The storyline is puzzling in several respects; the draconian response to the sister’s harmless action is only one part of this. Just as opaque are the causes behind this incident. Describing his sister’s action, the narrator gives no fewer than three different explanations: ‘I don’t know whether she knocked on it out of mischief, or absent-mindedness, or whether she just shook her fist at it and didn’t knock at all’ (HA 183–4). Mutwillen (mischief) and Zerstreutheit (absent-mindedness) map out the fraught terrain of insurability in Kafka’s time. A classic example of human error, absent-mindedness falls squarely within the insurable domain, while mischief lies beyond it in the realm of deliberate, possibly malicious, transgression. This interpretation seems to be pursued by the prosecuting authorities in Kafka’s tale. The third option mooted by the narrator—namely, that his sister raised her fist without actually knocking—is not really a separate scenario, although it does raise questions about the fundamental rationale of this ‘trial’. Is the punishable offence the action itself, or is it the (criminal) mindset behind it, a view propagated by the Austrian penal code of the time, which criminalized not just the criminal act itself but also the intention to commit a crime? According to this interpretation, an absent-minded, rather than a deliberate, knock might be even more transgressive, betraying a deeply rooted and almost casual defiance of the authorities.

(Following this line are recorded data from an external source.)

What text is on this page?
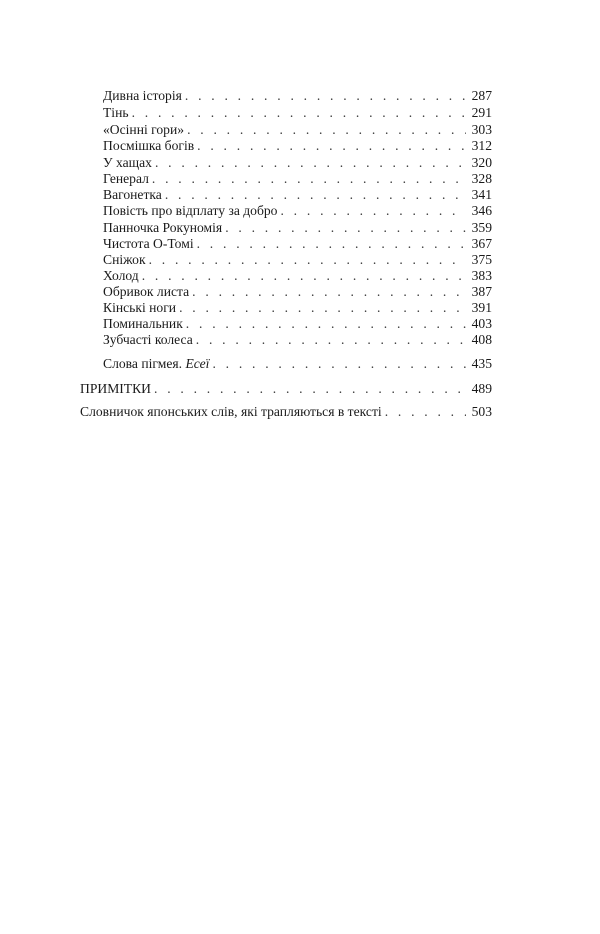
Дивна історія . . .	287
Тінь . . .	291
«Осінні гори» . . .	303
Посмішка богів . . .	312
У хащах . . .	320
Генерал . . .	328
Вагонетка . . .	341
Повість про відплату за добро . . .	346
Панночка Рокуномія . . .	359
Чистота О-Томі . . .	367
Сніжок . . .	375
Холод . . .	383
Обривок листа . . .	387
Кінські ноги . . .	391
Поминальник . . .	403
Зубчасті колеса . . .	408
Слова пігмея. Есеї . . .	435
ПРИМІТКИ . . .	489
Словничок японських слів, які трапляються в тексті . . .	503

Ultimately, though, all of these reflections are mere conjecture, for as the narrator admits, he did not actually witness what happened. Brother and sister, it seems, are linked by a shared absent-mindedness; his Zerstreutheit mirrors and exacerbates hers, and so he is neither able to prevent her action nor to provide a reliable testimony.
At a time when insurance law eliminated the principle of personal responsibility in all but the most extreme cases of recklessness, Kafka’s fiction reinstates this principle in unsettling narratives where the smallest of errors have the gravest of consequences. At the same time, responsibility in this universe is rarely clear-cut, not least because the motivation behind such errors ultimately remains opaque. In narratives which recall Freud’s Psychopathology of Everyday Life, Kafka shows attention to be deeply unstable, incapable of preventing errors and other transgressions which are driven by ultimately unknowable motivations.